The house and estate were advertised for sale in 1939-40 as Guy wished to move to Greenham Lodge following the death of his uncle Harry Baxendale in 1937. But only Arches Manor, part of the estate, was actually sold.
An enemy bomb dropped nearby in World War 2 altered the underlying geological structure causing drainage of the lake, leaving it choked with reeds and bulrushes.
Guy's remaining son, Major William Lloyd (known as John) Baxendale lived with his family at Hailwell House on the estate, adjoining the walled garden, until his death in 1982, having sold Framfield Place in 1977. The house was divided, following its sale, into six dwellings, and the stable block into two more (since united into one). The grounds have since been much altered and extend to only 11 acres. The remainder of the estate was sold around 1991, except Hailwell House, which was sold after the death of Major Baxendale's widow in 2010.
The following material was contributed by Sussex Gardens Trust 25/06/2015:
Sales particulars for Framfield Place are lodged in the East Sussex Record Office (The Keep, Brighton). However, it can be assumed that the estate was not sold as Francis Hugh Baxendale died there in 1918. His son, Captain Guy Vernon Baxendale is subsequently listed as living there. During this period, the lake was full of water until the war, when according to Guy Vernon Baxendale (family information), a bomb altered the underlying geological structure which drained it, leaving it full of reeds and bullrushes.

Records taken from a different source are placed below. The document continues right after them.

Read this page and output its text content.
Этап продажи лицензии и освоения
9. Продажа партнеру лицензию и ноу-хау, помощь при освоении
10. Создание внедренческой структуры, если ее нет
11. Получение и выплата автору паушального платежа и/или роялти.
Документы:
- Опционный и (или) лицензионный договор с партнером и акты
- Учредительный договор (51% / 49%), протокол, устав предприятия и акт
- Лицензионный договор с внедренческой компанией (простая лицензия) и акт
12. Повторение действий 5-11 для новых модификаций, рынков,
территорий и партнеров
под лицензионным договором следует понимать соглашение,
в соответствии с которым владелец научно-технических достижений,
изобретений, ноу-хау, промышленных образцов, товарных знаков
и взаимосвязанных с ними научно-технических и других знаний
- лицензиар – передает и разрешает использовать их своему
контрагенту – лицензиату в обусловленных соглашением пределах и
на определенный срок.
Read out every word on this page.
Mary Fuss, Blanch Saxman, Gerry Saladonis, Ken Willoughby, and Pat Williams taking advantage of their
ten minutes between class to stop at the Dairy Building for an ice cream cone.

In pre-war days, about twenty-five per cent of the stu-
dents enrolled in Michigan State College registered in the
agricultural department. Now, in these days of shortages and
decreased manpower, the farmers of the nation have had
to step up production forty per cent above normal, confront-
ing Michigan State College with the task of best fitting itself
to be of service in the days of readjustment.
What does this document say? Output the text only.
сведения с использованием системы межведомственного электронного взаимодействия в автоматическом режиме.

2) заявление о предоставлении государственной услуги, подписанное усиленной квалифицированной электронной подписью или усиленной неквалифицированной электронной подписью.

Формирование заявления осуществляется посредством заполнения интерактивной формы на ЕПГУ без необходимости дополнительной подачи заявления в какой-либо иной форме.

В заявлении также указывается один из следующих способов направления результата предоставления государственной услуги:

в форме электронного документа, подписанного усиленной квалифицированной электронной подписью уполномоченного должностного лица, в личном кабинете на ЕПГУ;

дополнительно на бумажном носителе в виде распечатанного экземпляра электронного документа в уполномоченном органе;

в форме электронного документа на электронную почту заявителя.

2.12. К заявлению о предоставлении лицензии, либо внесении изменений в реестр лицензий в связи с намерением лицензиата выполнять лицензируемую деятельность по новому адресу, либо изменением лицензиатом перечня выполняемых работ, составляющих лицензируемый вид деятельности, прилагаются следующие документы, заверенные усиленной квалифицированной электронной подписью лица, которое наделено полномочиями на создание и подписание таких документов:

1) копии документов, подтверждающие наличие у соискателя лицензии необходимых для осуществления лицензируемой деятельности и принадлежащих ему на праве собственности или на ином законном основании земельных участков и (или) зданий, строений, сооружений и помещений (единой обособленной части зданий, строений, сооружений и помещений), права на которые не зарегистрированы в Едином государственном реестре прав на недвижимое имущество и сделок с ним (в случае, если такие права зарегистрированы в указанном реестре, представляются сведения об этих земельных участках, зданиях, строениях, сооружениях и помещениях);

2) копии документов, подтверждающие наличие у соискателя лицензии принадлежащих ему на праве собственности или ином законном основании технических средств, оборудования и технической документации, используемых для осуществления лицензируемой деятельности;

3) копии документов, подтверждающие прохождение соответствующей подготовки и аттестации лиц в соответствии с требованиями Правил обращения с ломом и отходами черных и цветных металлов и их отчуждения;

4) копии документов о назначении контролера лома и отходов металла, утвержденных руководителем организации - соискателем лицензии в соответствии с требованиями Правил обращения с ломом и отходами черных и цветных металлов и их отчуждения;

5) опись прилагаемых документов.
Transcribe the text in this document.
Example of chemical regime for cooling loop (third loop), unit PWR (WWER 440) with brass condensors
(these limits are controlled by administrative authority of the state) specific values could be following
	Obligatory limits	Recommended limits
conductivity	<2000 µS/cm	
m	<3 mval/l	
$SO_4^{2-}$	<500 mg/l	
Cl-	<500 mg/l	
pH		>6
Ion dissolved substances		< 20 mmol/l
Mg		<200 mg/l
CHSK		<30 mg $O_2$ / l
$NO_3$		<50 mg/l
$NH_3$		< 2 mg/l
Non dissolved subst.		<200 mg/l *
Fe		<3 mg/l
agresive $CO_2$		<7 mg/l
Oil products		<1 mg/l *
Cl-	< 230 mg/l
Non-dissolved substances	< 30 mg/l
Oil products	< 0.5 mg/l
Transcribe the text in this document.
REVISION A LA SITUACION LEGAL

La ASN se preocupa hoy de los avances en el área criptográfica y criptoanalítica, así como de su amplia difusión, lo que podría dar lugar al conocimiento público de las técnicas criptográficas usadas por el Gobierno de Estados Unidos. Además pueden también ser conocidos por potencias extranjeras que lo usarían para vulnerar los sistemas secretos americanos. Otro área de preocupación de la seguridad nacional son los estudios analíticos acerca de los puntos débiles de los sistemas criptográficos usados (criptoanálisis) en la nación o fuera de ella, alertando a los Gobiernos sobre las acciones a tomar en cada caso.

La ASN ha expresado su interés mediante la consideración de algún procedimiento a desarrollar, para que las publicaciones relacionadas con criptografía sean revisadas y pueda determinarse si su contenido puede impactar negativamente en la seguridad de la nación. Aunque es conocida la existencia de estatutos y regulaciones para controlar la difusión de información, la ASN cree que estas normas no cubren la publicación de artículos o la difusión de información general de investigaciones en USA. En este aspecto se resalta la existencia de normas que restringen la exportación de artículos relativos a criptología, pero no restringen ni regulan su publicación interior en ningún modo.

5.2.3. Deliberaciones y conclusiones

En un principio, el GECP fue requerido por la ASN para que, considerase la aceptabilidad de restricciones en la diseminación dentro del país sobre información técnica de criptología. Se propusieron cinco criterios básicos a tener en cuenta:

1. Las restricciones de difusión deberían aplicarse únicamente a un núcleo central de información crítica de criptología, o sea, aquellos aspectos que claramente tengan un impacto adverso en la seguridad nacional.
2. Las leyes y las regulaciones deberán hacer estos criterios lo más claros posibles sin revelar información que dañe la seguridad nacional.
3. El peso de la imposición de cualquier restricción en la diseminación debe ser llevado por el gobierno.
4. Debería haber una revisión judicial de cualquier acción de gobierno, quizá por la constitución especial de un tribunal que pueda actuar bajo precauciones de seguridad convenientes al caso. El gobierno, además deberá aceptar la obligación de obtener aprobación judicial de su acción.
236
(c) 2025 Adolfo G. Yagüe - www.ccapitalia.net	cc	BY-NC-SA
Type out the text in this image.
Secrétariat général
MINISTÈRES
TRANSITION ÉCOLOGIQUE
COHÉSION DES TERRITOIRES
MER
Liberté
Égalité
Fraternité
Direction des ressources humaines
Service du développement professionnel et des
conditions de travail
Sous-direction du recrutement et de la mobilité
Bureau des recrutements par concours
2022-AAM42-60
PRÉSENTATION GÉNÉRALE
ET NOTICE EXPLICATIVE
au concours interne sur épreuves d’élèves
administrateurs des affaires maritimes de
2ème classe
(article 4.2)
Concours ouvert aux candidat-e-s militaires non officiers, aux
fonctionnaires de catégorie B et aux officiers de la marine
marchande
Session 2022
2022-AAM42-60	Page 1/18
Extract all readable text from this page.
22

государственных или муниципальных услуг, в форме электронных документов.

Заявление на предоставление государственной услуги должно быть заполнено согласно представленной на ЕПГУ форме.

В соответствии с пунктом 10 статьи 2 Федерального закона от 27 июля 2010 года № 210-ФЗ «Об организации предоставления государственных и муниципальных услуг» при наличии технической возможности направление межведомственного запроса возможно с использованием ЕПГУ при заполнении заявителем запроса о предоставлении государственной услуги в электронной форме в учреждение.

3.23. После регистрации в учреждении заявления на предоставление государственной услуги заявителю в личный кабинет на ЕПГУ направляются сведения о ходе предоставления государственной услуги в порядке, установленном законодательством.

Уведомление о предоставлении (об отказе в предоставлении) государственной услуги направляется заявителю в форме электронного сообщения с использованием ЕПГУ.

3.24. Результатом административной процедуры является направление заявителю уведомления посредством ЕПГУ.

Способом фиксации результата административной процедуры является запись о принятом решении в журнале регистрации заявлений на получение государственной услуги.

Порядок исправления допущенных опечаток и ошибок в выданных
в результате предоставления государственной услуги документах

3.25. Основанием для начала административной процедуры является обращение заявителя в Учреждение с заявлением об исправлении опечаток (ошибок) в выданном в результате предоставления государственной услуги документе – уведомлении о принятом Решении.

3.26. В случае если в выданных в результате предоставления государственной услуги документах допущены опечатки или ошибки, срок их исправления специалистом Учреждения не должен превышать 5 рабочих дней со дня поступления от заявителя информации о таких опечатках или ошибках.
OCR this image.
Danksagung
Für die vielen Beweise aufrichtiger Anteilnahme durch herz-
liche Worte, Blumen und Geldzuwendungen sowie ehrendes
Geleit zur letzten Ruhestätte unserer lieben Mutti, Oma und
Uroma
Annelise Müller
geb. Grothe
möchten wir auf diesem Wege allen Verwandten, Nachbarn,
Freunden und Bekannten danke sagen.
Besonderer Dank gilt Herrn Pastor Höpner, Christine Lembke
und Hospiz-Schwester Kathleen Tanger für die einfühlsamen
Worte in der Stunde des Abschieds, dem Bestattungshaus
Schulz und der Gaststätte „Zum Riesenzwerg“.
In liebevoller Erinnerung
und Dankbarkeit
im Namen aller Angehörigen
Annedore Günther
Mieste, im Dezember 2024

Guy Vernon Baxendale had three sons, two of whom, Joseph and David, died in World War 2 and are listed on the Framfield War Memorial tablet. Guy's remaining son, Major William Lloyd John Baxendale lived at Hailwell House on the estate until his death in 1982. The estate remained in the family until the 1970s, and Hailwell House was only recently sold.
There are sales particulars for the estate dated 1939 but it wasn't sold (family information). Guy Vernon Baxendale was the owner at that time and had expressed a desire to move to what had been his grandparents' house, Greenham Lodge at Greenham near Newbury in about 1939. The advent of the war and his eldest son's death must have changed his mind, and hence the estate remained within the family.
The grounds have been much altered since the sale of the main house in 1977. Framfield Place remains divided but in excellent condition. The grounds extend to 11 acres.